Una de las medidas fue la "Suspensión del procedimiento de desahucio y de los lanzamientos para hogares vulnerables sin alternativa habitacional", es más, el Real Decreto fue extendido y a día de hoy esta norma sigue en pie. Es decir, que si por ejemplo en la vivienda reside un menor o una persona con discapacidad, no se podrá proceder al desalojo, porque son considerados vulnerables.

Además, es complicado identificar si son falsos vulnerables dentro del plazo de 48 horas de desahucio, por lo que la situación que vemos una y otra vez es la siguiente: el juez ordena el desahucio, el inquiokupa alega vulnerabilidad, por lo que el juez inicia el plazo para que lo acredite, el inquiokupa no lo acredita, por lo que se archiva la pieza, y el proceso de desahucio se reanuda, se marca nueva fecha, pero el inquiokupa vuelve a presentar un incidente de suspensión por vulnerabilidad, y vuelta a empezar. Mientras tanto, los propietarios no reciben el dinero del alquiler y tienen que seguir pagando hipoteca, luz, gas, agua, comunidad y suministros. Sino, podrían ser acusados de acoso o coacción contra el okupa. 

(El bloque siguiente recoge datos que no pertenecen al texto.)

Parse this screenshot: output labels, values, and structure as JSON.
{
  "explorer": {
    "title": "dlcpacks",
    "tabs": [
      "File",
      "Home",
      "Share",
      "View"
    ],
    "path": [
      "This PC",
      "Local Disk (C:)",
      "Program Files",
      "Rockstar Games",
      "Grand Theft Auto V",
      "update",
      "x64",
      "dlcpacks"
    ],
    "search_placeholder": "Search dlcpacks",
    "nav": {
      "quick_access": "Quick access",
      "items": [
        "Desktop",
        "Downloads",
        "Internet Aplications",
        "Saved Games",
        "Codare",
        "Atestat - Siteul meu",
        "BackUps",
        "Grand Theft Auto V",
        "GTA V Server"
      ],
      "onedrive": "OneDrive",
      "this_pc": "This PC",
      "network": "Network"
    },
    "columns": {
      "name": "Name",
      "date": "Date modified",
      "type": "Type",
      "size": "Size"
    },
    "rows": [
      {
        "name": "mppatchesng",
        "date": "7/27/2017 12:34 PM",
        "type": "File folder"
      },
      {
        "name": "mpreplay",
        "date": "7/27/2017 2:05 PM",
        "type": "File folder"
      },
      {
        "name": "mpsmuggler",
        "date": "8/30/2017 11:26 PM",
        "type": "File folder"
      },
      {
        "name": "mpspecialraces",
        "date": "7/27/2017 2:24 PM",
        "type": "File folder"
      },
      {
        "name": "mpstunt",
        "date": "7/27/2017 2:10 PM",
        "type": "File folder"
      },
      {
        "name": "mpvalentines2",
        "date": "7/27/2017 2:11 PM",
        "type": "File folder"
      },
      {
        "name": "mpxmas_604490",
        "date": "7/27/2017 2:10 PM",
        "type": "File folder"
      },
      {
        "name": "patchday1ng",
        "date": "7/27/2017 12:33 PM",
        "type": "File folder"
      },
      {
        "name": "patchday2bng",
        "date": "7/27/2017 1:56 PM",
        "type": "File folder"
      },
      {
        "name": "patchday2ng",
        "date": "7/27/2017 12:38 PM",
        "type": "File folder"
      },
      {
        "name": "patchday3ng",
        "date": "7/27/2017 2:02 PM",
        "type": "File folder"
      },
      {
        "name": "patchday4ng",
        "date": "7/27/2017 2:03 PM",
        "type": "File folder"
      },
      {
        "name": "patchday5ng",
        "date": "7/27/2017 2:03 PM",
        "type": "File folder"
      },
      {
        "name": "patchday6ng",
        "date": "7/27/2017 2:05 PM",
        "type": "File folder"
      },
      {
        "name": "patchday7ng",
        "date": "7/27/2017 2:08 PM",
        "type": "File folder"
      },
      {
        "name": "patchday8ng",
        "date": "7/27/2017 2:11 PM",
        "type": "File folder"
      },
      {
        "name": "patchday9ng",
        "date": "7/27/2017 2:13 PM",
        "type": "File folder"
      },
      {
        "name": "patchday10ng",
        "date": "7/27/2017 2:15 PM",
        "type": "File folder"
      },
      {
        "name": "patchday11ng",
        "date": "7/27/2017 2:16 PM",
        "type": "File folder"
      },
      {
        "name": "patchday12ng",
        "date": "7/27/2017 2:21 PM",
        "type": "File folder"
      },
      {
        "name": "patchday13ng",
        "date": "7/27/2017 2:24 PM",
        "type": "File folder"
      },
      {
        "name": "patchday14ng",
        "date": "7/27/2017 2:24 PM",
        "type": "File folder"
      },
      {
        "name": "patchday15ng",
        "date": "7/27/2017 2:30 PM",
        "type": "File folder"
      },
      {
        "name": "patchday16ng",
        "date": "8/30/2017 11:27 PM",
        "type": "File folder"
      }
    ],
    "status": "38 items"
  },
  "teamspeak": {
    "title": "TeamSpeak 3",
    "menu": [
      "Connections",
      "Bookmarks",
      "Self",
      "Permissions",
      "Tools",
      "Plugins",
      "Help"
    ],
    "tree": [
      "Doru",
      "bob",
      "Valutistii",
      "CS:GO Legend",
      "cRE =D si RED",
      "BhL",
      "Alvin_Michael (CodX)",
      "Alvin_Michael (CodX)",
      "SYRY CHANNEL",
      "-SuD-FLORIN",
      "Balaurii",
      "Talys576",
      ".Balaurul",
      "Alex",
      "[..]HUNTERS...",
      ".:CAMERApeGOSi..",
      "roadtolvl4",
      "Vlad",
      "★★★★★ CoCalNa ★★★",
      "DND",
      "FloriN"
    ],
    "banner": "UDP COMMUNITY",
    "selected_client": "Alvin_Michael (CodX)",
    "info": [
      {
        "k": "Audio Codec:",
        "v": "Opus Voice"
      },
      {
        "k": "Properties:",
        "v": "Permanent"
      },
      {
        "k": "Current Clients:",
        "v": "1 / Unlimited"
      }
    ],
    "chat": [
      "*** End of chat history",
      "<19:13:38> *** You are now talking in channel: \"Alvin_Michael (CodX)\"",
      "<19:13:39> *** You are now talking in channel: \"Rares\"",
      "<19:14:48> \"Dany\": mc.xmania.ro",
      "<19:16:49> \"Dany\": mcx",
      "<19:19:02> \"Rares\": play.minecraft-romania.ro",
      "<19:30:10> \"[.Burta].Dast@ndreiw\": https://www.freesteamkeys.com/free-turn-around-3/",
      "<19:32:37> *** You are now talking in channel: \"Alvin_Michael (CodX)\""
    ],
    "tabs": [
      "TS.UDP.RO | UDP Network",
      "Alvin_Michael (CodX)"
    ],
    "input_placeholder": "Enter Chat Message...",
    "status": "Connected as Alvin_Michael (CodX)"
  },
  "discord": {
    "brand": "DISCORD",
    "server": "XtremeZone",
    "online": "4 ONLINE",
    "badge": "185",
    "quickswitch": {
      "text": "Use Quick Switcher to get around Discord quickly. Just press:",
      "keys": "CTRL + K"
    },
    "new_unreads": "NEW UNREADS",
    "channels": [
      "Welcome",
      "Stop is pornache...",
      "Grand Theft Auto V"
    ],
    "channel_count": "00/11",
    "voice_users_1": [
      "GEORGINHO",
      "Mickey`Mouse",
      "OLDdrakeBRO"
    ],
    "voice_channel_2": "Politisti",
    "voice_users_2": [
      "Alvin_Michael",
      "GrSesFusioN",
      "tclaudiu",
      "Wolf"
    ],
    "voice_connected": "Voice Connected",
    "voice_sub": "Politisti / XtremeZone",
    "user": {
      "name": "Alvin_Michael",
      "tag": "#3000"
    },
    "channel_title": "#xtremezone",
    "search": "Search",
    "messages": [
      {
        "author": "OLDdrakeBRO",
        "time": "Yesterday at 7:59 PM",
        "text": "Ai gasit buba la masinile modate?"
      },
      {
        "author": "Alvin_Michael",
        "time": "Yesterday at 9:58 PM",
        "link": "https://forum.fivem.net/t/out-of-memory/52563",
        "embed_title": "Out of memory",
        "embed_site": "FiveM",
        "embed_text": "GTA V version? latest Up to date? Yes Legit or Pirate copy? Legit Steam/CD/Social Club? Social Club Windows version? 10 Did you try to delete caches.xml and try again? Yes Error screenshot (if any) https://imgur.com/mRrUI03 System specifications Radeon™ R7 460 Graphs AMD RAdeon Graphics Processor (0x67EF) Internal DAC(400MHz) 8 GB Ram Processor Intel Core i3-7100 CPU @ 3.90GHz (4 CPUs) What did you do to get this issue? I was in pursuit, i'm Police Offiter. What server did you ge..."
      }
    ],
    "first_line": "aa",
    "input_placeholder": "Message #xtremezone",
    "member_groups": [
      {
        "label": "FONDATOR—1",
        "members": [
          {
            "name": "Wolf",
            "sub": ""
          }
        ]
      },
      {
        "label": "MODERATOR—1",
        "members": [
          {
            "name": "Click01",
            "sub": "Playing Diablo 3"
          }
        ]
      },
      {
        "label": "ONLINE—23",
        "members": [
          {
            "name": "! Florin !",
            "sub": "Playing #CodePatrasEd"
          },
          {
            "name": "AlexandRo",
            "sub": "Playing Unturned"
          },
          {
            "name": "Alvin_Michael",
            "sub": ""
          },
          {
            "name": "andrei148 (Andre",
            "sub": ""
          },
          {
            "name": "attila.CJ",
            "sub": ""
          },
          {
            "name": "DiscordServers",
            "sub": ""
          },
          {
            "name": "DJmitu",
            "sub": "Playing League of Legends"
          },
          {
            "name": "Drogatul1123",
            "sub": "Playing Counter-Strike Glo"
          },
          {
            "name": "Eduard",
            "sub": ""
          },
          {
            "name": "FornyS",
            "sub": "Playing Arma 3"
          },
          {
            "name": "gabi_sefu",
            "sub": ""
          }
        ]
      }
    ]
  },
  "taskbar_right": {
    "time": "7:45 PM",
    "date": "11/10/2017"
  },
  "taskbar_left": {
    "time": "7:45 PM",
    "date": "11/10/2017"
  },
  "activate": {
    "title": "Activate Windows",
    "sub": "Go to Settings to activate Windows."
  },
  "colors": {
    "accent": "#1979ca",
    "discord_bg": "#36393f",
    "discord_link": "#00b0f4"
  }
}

Supuestamente deberían ser los Servicios Sociales y las Administraciones Públicas las que se hicieran cargo de buscar una alternativa habitacional a estas personas, pero la realidad es que con esta medida cargan a los propietarios con la carga de proteger al supuesto vulnerable, lo que provoca que sean ellos los que acaben en situación de vulnerabilidad real.